Admission control and vCloud Allocation Pool model
The previous article outlines the multiple admission controls active in a virtual infrastructure. One that always interested me in particular is the admission control feature that verifies resource availability. With the introduction of vCloud director another level of resource construct were introduced. Along with Provider virtual datacenter (vDC) and Organization vDCs, allocation models were introduced. An allocation model defines how resources are allocated from the provider vDC. An organization vDC must be configured with one of the following three allocation models: “Pay As You Go”, “Allocation Pool” and “Reservation Pool”. It is out of the scope to describe all three models, please visit Chris Colotti’s blog or Yellow Bricks to read more about allocation models.
As mentioned before the distinction between each of the allocation models is how resources are consumed. Depending on the chosen allocation model reservations and limits will be set on resource pool, virtual machine level, or both.
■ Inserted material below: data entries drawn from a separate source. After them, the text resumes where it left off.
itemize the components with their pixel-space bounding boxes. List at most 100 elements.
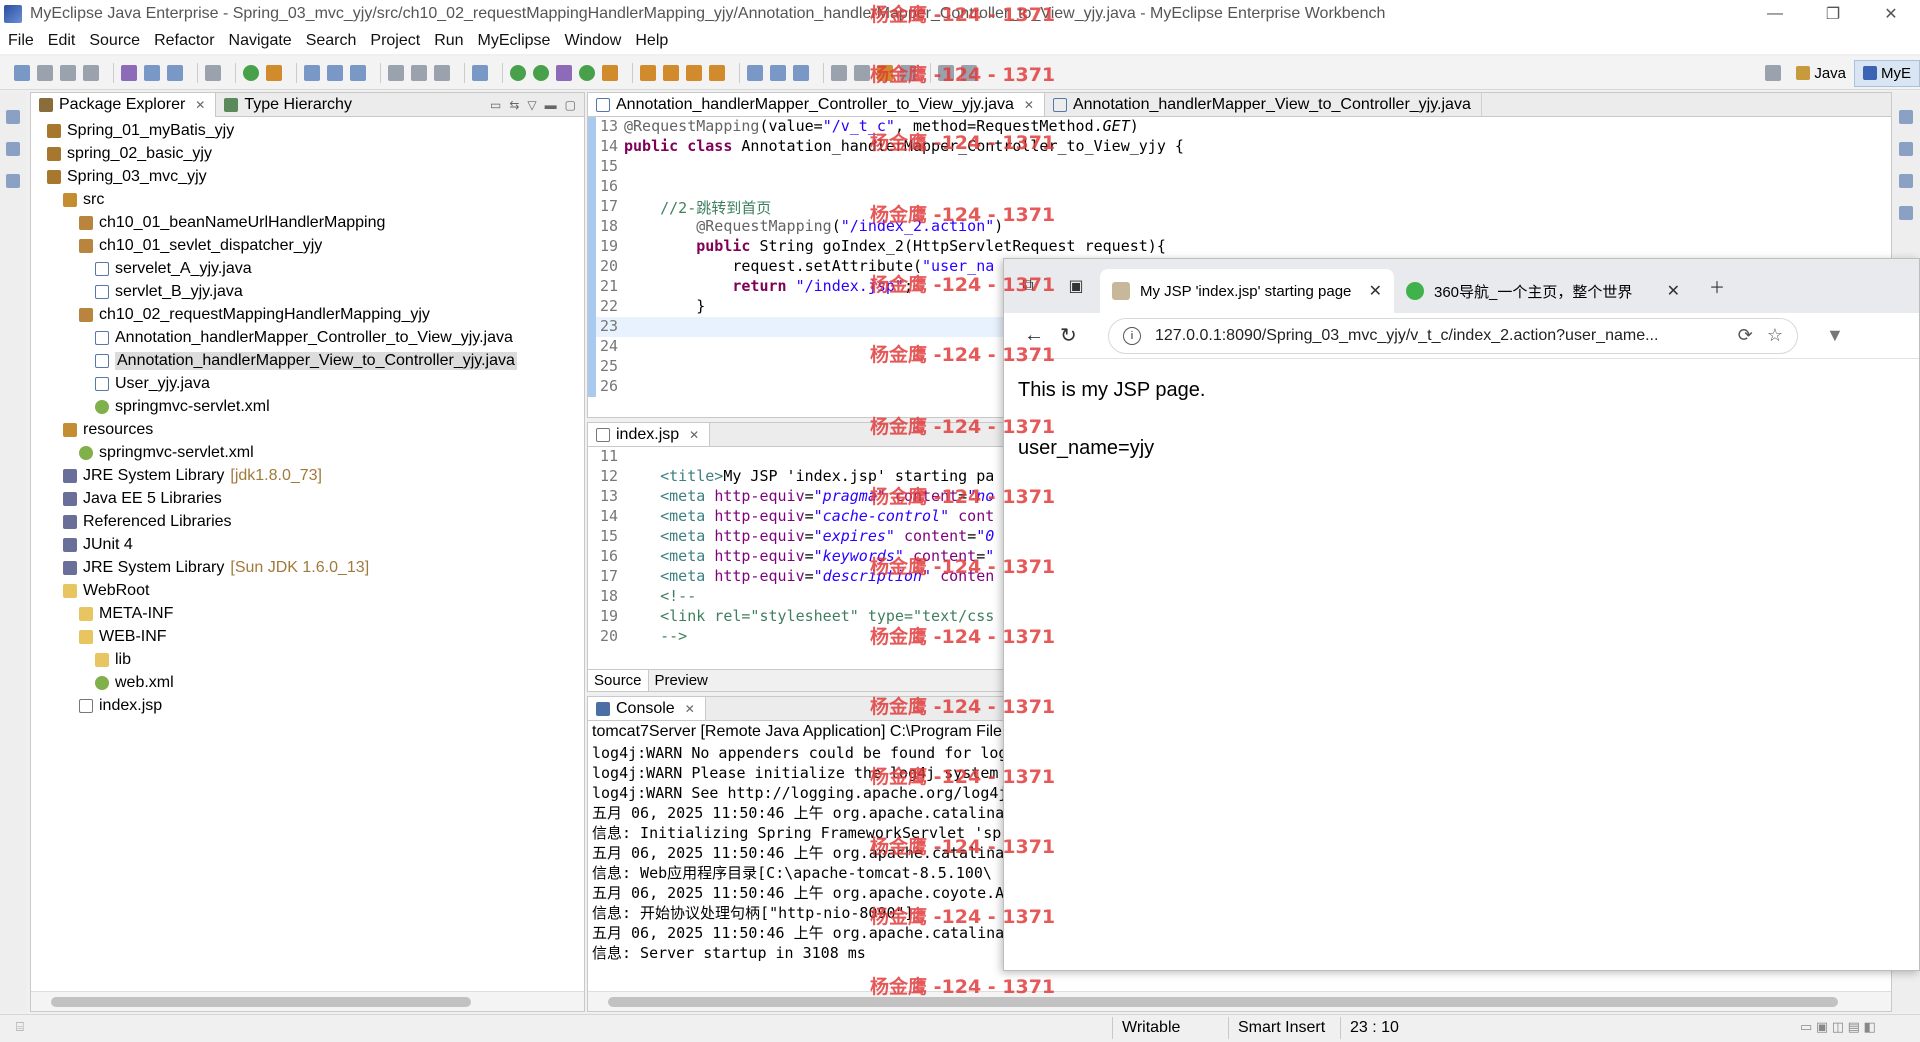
toolbar-button-icon[interactable] bbox=[83, 64, 99, 81]
maximize-view-icon[interactable]: ▢ bbox=[565, 98, 576, 112]
myeclipse-perspective-button[interactable]: MyE bbox=[1854, 59, 1920, 87]
reader-icon[interactable]: ⟳ bbox=[1738, 325, 1753, 346]
workspaces-icon[interactable]: ⧉ bbox=[1004, 259, 1052, 313]
toolbar-button-icon[interactable] bbox=[472, 64, 488, 81]
refresh-icon[interactable]: ↻ bbox=[1060, 323, 1096, 348]
close-icon[interactable]: ✕ bbox=[685, 702, 695, 716]
toolbar-button-icon[interactable] bbox=[434, 64, 450, 81]
tree-item[interactable]: WEB-INF bbox=[31, 625, 584, 648]
tree-item[interactable]: servlet_B_yjy.java bbox=[31, 280, 584, 303]
tree-item[interactable]: Annotation_handlerMapper_View_to_Control… bbox=[31, 349, 584, 372]
tree-item[interactable]: JRE System Library [Sun JDK 1.6.0_13] bbox=[31, 556, 584, 579]
toolbar-button-icon[interactable] bbox=[556, 64, 572, 81]
editor-tab[interactable]: Annotation_handlerMapper_Controller_to_V… bbox=[588, 93, 1045, 116]
toolbar-button-icon[interactable] bbox=[640, 64, 656, 81]
view-icon[interactable] bbox=[6, 142, 20, 156]
toolbar-button-icon[interactable] bbox=[854, 64, 870, 81]
close-icon[interactable]: ✕ bbox=[1024, 98, 1034, 112]
tab-type-hierarchy[interactable]: Type Hierarchy bbox=[216, 93, 362, 117]
view-icon[interactable] bbox=[1899, 174, 1913, 188]
toolbar-button-icon[interactable] bbox=[686, 64, 702, 81]
menu-search[interactable]: Search bbox=[306, 32, 357, 50]
menu-help[interactable]: Help bbox=[635, 32, 668, 50]
view-icon[interactable] bbox=[1899, 206, 1913, 220]
tree-item[interactable]: Referenced Libraries bbox=[31, 510, 584, 533]
close-icon[interactable]: ✕ bbox=[689, 428, 699, 442]
toolbar-button-icon[interactable] bbox=[900, 64, 916, 81]
view-icon[interactable] bbox=[6, 174, 20, 188]
tree-item[interactable]: servelet_A_yjy.java bbox=[31, 257, 584, 280]
toolbar-button-icon[interactable] bbox=[304, 64, 320, 81]
toolbar-button-icon[interactable] bbox=[327, 64, 343, 81]
toolbar-button-icon[interactable] bbox=[510, 64, 526, 81]
toolbar-button-icon[interactable] bbox=[388, 64, 404, 81]
jsp-code-area[interactable]: 11 12 <title>My JSP 'index.jsp' starting … bbox=[588, 447, 1006, 647]
fast-view-icon[interactable]: ⌸ bbox=[16, 1019, 24, 1035]
toolbar-button-icon[interactable] bbox=[266, 64, 282, 81]
toolbar-button-icon[interactable] bbox=[411, 64, 427, 81]
scrollbar-thumb[interactable] bbox=[608, 997, 1838, 1007]
preview-tab[interactable]: Preview bbox=[649, 670, 714, 691]
tree-item[interactable]: User_yjy.java bbox=[31, 372, 584, 395]
maximize-button[interactable]: ❐ bbox=[1804, 0, 1862, 28]
toolbar-button-icon[interactable] bbox=[663, 64, 679, 81]
back-icon[interactable]: ← bbox=[1024, 324, 1060, 347]
tree-item[interactable]: springmvc-servlet.xml bbox=[31, 395, 584, 418]
java-perspective-button[interactable]: Java bbox=[1788, 61, 1854, 86]
toolbar-button-icon[interactable] bbox=[533, 64, 549, 81]
menu-source[interactable]: Source bbox=[89, 32, 140, 50]
minimize-view-icon[interactable]: ▬ bbox=[545, 98, 557, 112]
tree-item[interactable]: JRE System Library [jdk1.8.0_73] bbox=[31, 464, 584, 487]
toolbar-button-icon[interactable] bbox=[709, 64, 725, 81]
restore-icon[interactable] bbox=[6, 110, 20, 124]
toolbar-button-icon[interactable] bbox=[121, 64, 137, 81]
browser-tab-360[interactable]: 360导航_一个主页，整个世界 ✕ bbox=[1394, 269, 1692, 313]
tree-item[interactable]: lib bbox=[31, 648, 584, 671]
tab-index-jsp[interactable]: index.jsp ✕ bbox=[588, 423, 711, 446]
restore-icon[interactable] bbox=[1899, 110, 1913, 124]
toolbar-button-icon[interactable] bbox=[747, 64, 763, 81]
open-perspective-icon[interactable] bbox=[1765, 65, 1782, 81]
close-tab-icon[interactable]: ✕ bbox=[1369, 281, 1382, 301]
toolbar-button-icon[interactable] bbox=[770, 64, 786, 81]
link-editor-icon[interactable]: ⇆ bbox=[509, 98, 519, 112]
close-icon[interactable]: ✕ bbox=[195, 98, 205, 112]
extension-icon[interactable]: ▼ bbox=[1826, 325, 1844, 346]
collapse-all-icon[interactable]: ▭ bbox=[490, 98, 501, 112]
console-hscrollbar[interactable] bbox=[588, 991, 1891, 1011]
menu-window[interactable]: Window bbox=[564, 32, 621, 50]
toolbar-button-icon[interactable] bbox=[205, 64, 221, 81]
toolbar-button-icon[interactable] bbox=[167, 64, 183, 81]
close-tab-icon[interactable]: ✕ bbox=[1667, 281, 1680, 301]
menu-edit[interactable]: Edit bbox=[48, 32, 76, 50]
tree-item[interactable]: index.jsp bbox=[31, 694, 584, 717]
menu-file[interactable]: File bbox=[8, 32, 34, 50]
url-field[interactable]: i 127.0.0.1:8090/Spring_03_mvc_yjy/v_t_c… bbox=[1108, 317, 1798, 354]
toolbar-button-icon[interactable] bbox=[14, 64, 30, 81]
editor-tab[interactable]: Annotation_handlerMapper_View_to_Control… bbox=[1045, 93, 1482, 116]
tree-item[interactable]: JUnit 4 bbox=[31, 533, 584, 556]
tree-item[interactable]: springmvc-servlet.xml bbox=[31, 441, 584, 464]
favorite-star-icon[interactable]: ☆ bbox=[1767, 325, 1783, 346]
toolbar-button-icon[interactable] bbox=[144, 64, 160, 81]
toolbar-button-icon[interactable] bbox=[579, 64, 595, 81]
toolbar-button-icon[interactable] bbox=[938, 64, 954, 81]
toolbar-button-icon[interactable] bbox=[961, 64, 977, 81]
toolbar-button-icon[interactable] bbox=[793, 64, 809, 81]
toolbar-button-icon[interactable] bbox=[350, 64, 366, 81]
toolbar-button-icon[interactable] bbox=[37, 64, 53, 81]
tree-item[interactable]: src bbox=[31, 188, 584, 211]
toolbar-button-icon[interactable] bbox=[831, 64, 847, 81]
tab-package-explorer[interactable]: Package Explorer ✕ bbox=[31, 92, 217, 117]
tree-item[interactable]: Java EE 5 Libraries bbox=[31, 487, 584, 510]
horizontal-scrollbar[interactable] bbox=[31, 991, 584, 1011]
tree-item[interactable]: Spring_01_myBatis_yjy bbox=[31, 119, 584, 142]
tree-item[interactable]: ch10_01_beanNameUrlHandlerMapping bbox=[31, 211, 584, 234]
tree-item[interactable]: Spring_03_mvc_yjy bbox=[31, 165, 584, 188]
menu-run[interactable]: Run bbox=[434, 32, 463, 50]
tab-actions-icon[interactable]: ▣ bbox=[1052, 259, 1100, 313]
browser-tab-active[interactable]: My JSP 'index.jsp' starting page ✕ bbox=[1100, 269, 1394, 313]
tree-item[interactable]: WebRoot bbox=[31, 579, 584, 602]
view-menu-icon[interactable]: ▽ bbox=[527, 98, 536, 112]
new-tab-icon[interactable]: ＋ bbox=[1692, 259, 1742, 313]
One of the most interesting allocation model is the Allocation Pool model as it sets reservations on both resource pool level and virtual machine level simultaneously. During configuration of the allocation pool model, an amount of guaranteed resources can be specified. (Guaranteed is the vCloud term for vSphere reservation). The question I was given is will lowering the default value of 100% guaranteed memory result in an increase of more virtual machines inside the Organization vCD? And the answer lies within the working of vSphere admission control.
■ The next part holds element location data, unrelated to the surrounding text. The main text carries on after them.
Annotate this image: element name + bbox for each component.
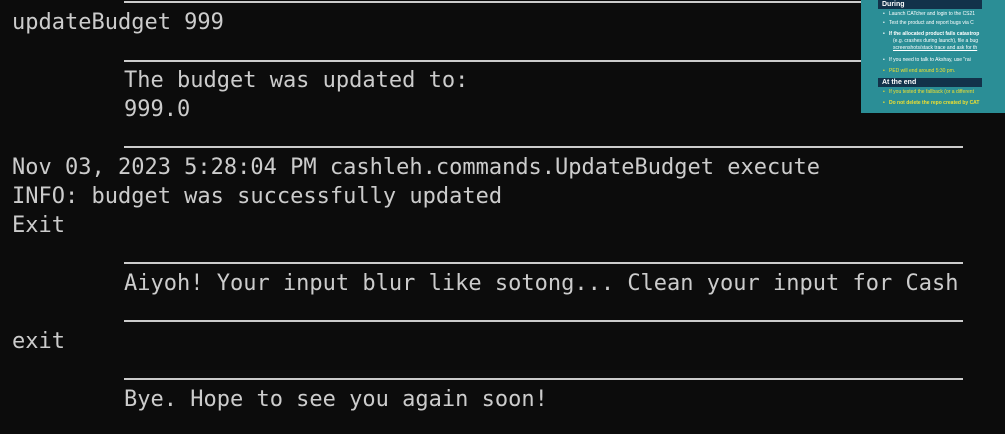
- log-timestamp-line: Nov 03, 2023 5:28:04 PM cashleh.commands…: [12, 155, 820, 180]
- during-header: During: [878, 0, 982, 9]
- command-update-budget: updateBudget 999: [12, 10, 224, 35]
- separator-line: [124, 60, 963, 62]
- thumb-bullet: If the allocated product fails catastrop: [883, 31, 979, 37]
- terminal-window[interactable]: updateBudget 999 The budget was updated …: [0, 0, 1005, 434]
- slide-preview-thumbnail[interactable]: During Launch CATcher and login to the C…: [861, 0, 1005, 113]
- thumb-bullet: If you need to talk to Akshay, use "rai: [883, 57, 971, 63]
- error-message: Aiyoh! Your input blur like sotong... Cl…: [124, 271, 959, 296]
- budget-value: 999.0: [124, 97, 191, 122]
- log-info-line: INFO: budget was successfully updated: [12, 184, 503, 209]
- budget-updated-message: The budget was updated to:: [124, 68, 469, 93]
- exit-output-line: Exit: [12, 213, 65, 238]
- thumb-bullet: Launch CATcher and login to the CS21: [883, 11, 975, 17]
- separator-line: [124, 1, 963, 3]
- thumb-bullet-continuation: (e.g. crashes during launch), file a bug: [893, 38, 979, 44]
- end-header: At the end: [878, 78, 982, 87]
- thumb-bullet: Test the product and report bugs via C: [883, 20, 974, 26]
- separator-line: [124, 320, 963, 322]
- thumb-bullet-continuation: screenshots/stack trace and ask for th: [893, 45, 978, 51]
- goodbye-message: Bye. Hope to see you again soon!: [124, 387, 548, 412]
- separator-line: [124, 262, 963, 264]
- command-exit: exit: [12, 329, 65, 354]
- thumb-bullet: Do not delete the repo created by CAT: [883, 100, 980, 106]
- separator-line: [124, 378, 963, 380]
- thumb-bullet: PED will end around 5:30 pm.: [883, 68, 955, 74]
- separator-line: [124, 146, 963, 148]
- thumb-bullet: If you tested the fallback (or a differe…: [883, 89, 974, 95]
Allocation Pool model settings
By default the Allocation Pool model sets a 100% memory reservation on both resource pool level and virtual machine level. By lowering the default guarantee, it allows for opportunistic memory allocation on both resource pool level and virtual machine level. Creating this burstable space (resources available for opportunistic access) usually provides an higher consolidation ratio of virtual machines, however due to the simultaneous configuration of reservation on both resource pool and virtual machine level, this is not the case.
Virtual machine level reservation
During power-on operation admission control checks if the resource pool can satisfy the virtual machine level reservation. Because expandable reservation is disabled in this model, the resource pool is not able to allocate any additional resources from the provider vDC. Therefor the virtual machine memory reservation can only be satisfied by the resource pool level reservation of the organization vDC itself. When a virtual machine is using memory protected by a virtual machine level reservation, this memory is withdrawn from the resource pool-level reservation. If the resource pool does not have enough available memory to guarantee the virtual machine reservation, the power-on operation fails. Let’s use a scenario to visualize the process a bit better.
An organization vCD is created with the Allocation Pool model and the memory allocation is set to 20GB; the memory guarantee is set to 50%. These settings result in a resource pool memory limit of 20GB and a memory reservation of 10GB. When powering up a 2GB virtual machine, 1GB of reserved resources will be allocated to that virtual machine and withdrawn from the available reserved memory pool.
Admission control allows to power-on virtual machines until the reserved memory pool is reduced to zero. Following the previous example, virtual machine 2 is powered on. The resource pool providing resources to the organization vDC has 9 GB available in its pool of reserved memory. Admission control allows the power-on operation of the virtual machine as this pool can provide the reserved resources specified by the virtual machine level reservation.
During each power-on operation 1GB of reserved memory is withdrawn from the reserved memory pool available to the organization vDC. Resulting in admission control allowing to power on ten virtual machines. When attempting to deploy virtual machine 11, admission controls fails the power-on operation as the organization vDC has no available reserved memory to satisfy the virtual machine level reservation.
Note: This scenario excludes the impact of memory overhead reservation of each virtual machine. Under normal circumstances, the number of virtual machines that could be powered on would be close to 8 instead of 10 as the reserved pool available to the organization vDC is used to satisfy the memory overhead reservation of each virtual machine as well.
Because the guarantee setting of the Allocation Pool model configures resource pool and virtual machine memory reservation settings simultaneously, the supply and demand of reserved memory resources are always equal regardless of the configured percentage setting. Therefore offering opportunistic access to resources inside the organization vDC does not allow an increase of the number of virtual machines inside the organization vDC.
The next question arises, why should you lower the percentage of guaranteed resources? Providing burstable space increases the number of Organization vCDs inside the Provider vDC.
Resource pool memory reservation
Upon creation resource pools claim and withdraw the configured reserved resources from their parent instantaneously. This memory cannot be provided or distributed to other organization vDCs regardless of utilization of these resources.
Although new resource constructs are introduced in a vCloud environment, consolidation ratios and resource management still leverage traditional vSphere resource management constructs and rules. Chris Colotti and I are currently working on a technical paper describing the allocation models in details and the way they interact with vSphere resource management. We hope to see this published soon.